During a meeting with the undercover agent and an FBI source, he "advised that if they were to go to another country, they would be one of many, but if they stayed in the United States, they could do more damage," the affidavit said.
He wanted to be a "martyr", meaning he expected to die during the attack, and he planned to narrate his own video to motivate people with pictures of oppressed Muslims and US and Israeli flags burning in the background.
At one meeting, he showed the undercover agent a hand-drawn diagram of the West Wing's ground floor and a plan for the attack. The two talked about selling or exchanging their cars to pay for the weapons and explosives needed.
But it had been months since the FBI had been alerted to suspicions that Taheb had been radicalised - suspicions passed to police by a member of the public, Sky News reported.

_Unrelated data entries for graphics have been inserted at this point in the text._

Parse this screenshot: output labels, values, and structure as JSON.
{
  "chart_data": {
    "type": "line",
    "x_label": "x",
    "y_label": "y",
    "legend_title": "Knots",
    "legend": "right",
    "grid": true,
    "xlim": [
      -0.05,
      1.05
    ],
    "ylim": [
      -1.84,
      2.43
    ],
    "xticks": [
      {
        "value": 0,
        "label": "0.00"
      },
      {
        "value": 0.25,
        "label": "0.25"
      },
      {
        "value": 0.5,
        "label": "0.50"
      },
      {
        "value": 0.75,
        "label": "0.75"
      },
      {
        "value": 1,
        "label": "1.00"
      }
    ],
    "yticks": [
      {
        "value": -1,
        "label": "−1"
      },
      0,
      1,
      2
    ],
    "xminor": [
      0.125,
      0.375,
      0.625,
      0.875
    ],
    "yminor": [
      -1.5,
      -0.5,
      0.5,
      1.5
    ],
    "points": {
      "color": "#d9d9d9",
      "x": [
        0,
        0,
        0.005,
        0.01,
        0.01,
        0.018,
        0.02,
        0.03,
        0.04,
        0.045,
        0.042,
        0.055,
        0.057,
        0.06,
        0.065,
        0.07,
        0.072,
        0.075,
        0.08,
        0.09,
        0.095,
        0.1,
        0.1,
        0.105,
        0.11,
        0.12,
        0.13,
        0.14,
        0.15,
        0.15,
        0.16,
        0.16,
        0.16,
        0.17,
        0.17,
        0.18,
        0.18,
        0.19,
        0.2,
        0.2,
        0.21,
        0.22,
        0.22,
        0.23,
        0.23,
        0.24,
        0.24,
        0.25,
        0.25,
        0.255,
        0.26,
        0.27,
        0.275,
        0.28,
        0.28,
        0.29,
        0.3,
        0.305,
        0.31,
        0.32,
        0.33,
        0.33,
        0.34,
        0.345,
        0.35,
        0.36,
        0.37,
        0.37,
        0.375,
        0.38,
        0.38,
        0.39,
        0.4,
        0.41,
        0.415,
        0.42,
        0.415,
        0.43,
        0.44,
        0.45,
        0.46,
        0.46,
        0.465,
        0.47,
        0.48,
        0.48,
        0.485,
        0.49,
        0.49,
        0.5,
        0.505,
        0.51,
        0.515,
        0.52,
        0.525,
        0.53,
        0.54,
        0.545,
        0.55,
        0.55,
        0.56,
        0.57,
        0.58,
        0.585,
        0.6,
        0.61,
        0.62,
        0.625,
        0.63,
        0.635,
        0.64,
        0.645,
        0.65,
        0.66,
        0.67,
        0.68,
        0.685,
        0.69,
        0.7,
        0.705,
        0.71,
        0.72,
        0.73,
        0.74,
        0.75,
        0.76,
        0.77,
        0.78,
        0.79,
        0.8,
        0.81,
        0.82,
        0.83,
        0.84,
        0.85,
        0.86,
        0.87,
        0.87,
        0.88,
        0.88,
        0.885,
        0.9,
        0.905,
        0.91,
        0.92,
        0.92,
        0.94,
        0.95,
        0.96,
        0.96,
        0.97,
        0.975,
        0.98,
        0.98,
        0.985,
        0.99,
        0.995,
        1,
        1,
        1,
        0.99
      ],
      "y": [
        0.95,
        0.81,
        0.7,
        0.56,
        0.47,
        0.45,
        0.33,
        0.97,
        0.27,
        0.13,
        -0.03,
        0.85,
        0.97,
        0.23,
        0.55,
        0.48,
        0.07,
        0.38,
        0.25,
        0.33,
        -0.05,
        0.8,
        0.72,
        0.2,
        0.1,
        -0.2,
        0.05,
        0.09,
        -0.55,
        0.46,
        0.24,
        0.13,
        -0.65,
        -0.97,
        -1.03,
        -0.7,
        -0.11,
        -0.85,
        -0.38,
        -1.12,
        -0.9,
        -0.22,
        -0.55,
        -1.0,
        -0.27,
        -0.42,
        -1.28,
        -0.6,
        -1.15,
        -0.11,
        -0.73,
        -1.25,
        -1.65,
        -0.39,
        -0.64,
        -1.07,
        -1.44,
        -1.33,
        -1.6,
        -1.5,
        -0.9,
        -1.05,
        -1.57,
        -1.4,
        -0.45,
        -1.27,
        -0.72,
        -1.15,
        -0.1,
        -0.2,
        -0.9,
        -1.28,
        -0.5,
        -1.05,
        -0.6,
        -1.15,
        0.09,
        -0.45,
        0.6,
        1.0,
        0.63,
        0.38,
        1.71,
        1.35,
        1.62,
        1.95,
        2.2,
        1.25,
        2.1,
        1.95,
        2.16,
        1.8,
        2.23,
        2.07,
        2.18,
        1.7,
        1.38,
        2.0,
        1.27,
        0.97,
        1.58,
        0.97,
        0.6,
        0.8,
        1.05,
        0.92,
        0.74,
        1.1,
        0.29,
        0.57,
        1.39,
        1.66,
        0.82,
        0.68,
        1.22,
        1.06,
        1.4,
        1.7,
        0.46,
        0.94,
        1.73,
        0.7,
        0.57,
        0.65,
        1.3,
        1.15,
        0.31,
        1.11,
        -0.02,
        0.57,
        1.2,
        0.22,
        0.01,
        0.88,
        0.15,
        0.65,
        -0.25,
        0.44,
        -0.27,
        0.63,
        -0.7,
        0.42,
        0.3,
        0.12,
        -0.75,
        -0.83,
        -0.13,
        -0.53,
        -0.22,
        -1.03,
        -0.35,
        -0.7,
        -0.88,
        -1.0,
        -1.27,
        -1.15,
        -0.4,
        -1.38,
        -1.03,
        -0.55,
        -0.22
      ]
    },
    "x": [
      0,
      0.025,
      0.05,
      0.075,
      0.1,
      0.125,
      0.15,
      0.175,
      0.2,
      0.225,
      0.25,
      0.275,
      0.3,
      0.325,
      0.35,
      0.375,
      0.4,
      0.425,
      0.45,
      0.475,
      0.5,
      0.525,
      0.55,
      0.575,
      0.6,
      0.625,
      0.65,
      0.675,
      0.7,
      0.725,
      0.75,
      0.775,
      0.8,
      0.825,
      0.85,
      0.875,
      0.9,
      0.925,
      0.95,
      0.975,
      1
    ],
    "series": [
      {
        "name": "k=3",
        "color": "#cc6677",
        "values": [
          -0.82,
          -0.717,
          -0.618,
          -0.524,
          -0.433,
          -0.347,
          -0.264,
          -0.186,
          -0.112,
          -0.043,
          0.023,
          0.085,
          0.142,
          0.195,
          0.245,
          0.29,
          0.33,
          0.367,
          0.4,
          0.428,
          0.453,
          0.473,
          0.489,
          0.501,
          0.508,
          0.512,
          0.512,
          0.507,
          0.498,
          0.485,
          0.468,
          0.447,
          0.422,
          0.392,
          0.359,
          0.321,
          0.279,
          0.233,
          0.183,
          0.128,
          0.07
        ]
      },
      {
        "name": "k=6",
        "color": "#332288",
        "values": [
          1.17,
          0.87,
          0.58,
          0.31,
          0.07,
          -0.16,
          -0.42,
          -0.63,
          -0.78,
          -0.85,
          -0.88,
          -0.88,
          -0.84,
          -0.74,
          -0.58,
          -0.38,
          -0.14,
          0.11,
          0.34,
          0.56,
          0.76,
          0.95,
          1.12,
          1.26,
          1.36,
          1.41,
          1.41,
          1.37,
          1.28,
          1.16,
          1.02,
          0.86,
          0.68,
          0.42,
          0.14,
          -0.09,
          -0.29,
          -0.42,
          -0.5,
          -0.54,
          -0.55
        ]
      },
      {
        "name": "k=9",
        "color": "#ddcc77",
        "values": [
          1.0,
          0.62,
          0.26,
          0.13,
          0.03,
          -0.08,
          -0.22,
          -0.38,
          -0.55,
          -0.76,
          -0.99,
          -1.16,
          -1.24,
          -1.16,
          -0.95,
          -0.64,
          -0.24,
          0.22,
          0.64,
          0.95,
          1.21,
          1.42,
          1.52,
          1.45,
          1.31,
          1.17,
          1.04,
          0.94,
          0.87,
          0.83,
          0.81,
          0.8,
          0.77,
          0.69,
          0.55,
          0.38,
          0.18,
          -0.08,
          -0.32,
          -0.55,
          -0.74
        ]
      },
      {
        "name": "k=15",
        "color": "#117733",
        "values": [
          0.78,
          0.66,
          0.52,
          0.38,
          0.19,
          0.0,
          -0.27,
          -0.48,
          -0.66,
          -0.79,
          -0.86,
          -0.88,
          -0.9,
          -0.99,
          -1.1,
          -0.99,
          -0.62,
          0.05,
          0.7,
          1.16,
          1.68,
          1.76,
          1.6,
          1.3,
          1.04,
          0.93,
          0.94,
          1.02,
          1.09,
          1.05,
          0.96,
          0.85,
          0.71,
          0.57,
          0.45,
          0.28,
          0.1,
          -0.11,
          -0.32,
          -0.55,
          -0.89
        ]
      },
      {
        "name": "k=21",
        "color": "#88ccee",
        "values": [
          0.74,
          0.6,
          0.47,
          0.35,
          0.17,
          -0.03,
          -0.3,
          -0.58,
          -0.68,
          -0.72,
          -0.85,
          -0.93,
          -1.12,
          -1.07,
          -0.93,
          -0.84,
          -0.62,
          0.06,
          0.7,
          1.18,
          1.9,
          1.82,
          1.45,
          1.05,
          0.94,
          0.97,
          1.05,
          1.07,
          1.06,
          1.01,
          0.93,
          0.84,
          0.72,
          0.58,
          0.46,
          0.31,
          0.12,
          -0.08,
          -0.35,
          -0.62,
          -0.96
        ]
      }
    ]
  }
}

And on Wednesday, after a year-long operation, he was arrested in the Georgian city of Buford as he met a number of undercover FBI agents who pretended to go along with the exchange of cars for semi-automatic rifles, three explosive devices with remote detonators and an anti-tank rocket, the affidavit said.
The weapons had been made safe before the "exchange".
Taheb was arrested as he prepared to drive away in a rental vehicle with the weapons and explosives inside.
He is currently in police custody in Georgia and was believed to be acting alone.